If you’re a man who had ever loved her, you’d still remember those almond-shaped eyes, those full petulant lips, and those sky high cheekbones.
I’m guessing that’s why all the color has left Jack’s face.
She’s Valentina, the wife who left him. The wife who ran away with Carl.
She is also my nun on the run.
The pain in Jack’s eyes now mirror my own, but for all the wrong reasons.
“Okay, folks, you’ll get your marching orders as soon as we figure out our reconnaissance hot spots. Jack, if you’ve got a moment, I’d like to see you in my office.”
As always, Ryan’s matter-of-fact tone doesn’t give a hint as to why he and Jack need to go behind closed doors this very second, when we should be tightening the noose around Valentina’s pretty little neck.
Emma slaps Arnie upside his head.
“Ouch! What did you do that for?” he yelps. Her kohl-eyed stare is making him sweat.
“What, do you think I’m stupid? You’re using your new ex-ray software to check out her boobs under her habit, aren’t you?”
“Well… okay, yeah. But you’ve got to agree, it’s the perfect application—”

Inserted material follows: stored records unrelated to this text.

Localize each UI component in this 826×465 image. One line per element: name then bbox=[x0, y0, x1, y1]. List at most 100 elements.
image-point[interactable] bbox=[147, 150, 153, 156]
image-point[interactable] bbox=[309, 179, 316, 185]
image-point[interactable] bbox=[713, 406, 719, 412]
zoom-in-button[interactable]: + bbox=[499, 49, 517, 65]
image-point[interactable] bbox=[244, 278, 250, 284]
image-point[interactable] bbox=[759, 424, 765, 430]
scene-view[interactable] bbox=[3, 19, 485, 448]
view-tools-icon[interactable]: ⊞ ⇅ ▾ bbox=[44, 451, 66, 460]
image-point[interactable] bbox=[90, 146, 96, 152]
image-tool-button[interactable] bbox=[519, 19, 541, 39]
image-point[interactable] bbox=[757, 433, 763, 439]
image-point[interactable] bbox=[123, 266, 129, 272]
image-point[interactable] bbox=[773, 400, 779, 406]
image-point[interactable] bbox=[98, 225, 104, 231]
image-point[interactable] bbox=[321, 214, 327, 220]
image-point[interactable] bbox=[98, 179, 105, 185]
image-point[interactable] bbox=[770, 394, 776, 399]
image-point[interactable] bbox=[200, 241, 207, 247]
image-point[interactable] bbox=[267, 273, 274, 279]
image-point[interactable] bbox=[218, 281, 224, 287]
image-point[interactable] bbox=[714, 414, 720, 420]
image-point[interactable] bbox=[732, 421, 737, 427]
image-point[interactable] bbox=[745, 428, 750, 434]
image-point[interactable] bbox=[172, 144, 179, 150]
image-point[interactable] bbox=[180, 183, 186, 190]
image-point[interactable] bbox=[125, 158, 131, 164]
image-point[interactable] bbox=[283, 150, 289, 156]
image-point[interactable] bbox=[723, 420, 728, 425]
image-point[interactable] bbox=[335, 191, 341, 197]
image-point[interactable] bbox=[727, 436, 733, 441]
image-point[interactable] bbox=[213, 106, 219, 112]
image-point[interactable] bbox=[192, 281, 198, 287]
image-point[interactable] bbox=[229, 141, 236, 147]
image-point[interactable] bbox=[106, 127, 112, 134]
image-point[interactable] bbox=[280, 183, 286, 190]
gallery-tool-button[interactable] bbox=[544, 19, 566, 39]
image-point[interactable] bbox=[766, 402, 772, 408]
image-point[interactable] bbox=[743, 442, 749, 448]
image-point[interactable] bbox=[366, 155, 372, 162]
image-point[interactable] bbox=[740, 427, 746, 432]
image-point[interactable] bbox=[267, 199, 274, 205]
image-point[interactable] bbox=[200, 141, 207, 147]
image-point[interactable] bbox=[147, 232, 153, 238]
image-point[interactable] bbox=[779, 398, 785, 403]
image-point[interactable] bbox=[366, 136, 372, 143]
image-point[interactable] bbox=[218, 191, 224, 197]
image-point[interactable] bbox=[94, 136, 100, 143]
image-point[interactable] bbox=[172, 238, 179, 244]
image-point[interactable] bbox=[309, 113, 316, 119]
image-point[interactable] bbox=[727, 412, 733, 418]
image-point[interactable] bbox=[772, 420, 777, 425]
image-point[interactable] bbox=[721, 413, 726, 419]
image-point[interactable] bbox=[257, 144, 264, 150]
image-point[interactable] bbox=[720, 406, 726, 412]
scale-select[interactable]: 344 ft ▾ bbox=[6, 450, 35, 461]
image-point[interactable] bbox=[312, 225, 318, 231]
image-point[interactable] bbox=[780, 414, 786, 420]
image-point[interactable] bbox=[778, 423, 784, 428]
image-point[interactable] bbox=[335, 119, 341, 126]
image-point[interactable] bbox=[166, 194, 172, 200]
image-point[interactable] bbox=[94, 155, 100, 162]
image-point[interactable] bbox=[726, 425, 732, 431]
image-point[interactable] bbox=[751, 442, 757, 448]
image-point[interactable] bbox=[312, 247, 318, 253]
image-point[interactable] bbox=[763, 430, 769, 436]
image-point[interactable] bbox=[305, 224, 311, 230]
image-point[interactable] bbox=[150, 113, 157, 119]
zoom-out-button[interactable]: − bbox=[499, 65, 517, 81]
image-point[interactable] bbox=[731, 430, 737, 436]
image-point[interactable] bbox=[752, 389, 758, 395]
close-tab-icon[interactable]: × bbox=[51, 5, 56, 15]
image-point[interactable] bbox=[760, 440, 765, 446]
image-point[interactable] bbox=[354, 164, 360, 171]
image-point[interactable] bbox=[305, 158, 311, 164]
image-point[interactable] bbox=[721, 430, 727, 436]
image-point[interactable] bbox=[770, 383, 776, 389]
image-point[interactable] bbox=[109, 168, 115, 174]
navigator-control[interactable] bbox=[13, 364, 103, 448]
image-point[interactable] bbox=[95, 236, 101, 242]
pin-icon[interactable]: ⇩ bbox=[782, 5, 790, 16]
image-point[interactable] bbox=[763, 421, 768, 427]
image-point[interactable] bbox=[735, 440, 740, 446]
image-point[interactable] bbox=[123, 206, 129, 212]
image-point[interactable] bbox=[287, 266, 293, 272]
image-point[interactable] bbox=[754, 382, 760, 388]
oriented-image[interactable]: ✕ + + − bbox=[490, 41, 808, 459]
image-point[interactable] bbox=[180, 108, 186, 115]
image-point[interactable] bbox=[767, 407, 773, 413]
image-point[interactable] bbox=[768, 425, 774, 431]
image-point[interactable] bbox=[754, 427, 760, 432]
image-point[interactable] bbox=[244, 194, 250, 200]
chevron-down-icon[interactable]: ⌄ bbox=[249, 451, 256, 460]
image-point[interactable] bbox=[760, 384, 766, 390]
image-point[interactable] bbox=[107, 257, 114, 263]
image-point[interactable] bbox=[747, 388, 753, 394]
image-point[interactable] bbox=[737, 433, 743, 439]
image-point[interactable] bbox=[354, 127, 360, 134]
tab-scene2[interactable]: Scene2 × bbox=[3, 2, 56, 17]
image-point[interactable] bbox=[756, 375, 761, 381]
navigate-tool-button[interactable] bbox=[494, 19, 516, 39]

Emma isn’t buying it. She stomps off to her own cubicle.
Arnie’s cockeyed wooing of Emma is a lot like a game of Chutes and Ladders. His desk jockey derring-do may earn him a few inches within proximity of Emma’s hardboiled heart, but in so many ways he’s still a nerd and a Neanderthal. No amount of manscaping can change that.
Valentina’s mesmerizing eyes draw me back to Arnie’s computer screen. Speaking of DNA, I have to admit. She’s drop dead gorgeous.
The
drop dead
part happens later, if she runs into me again.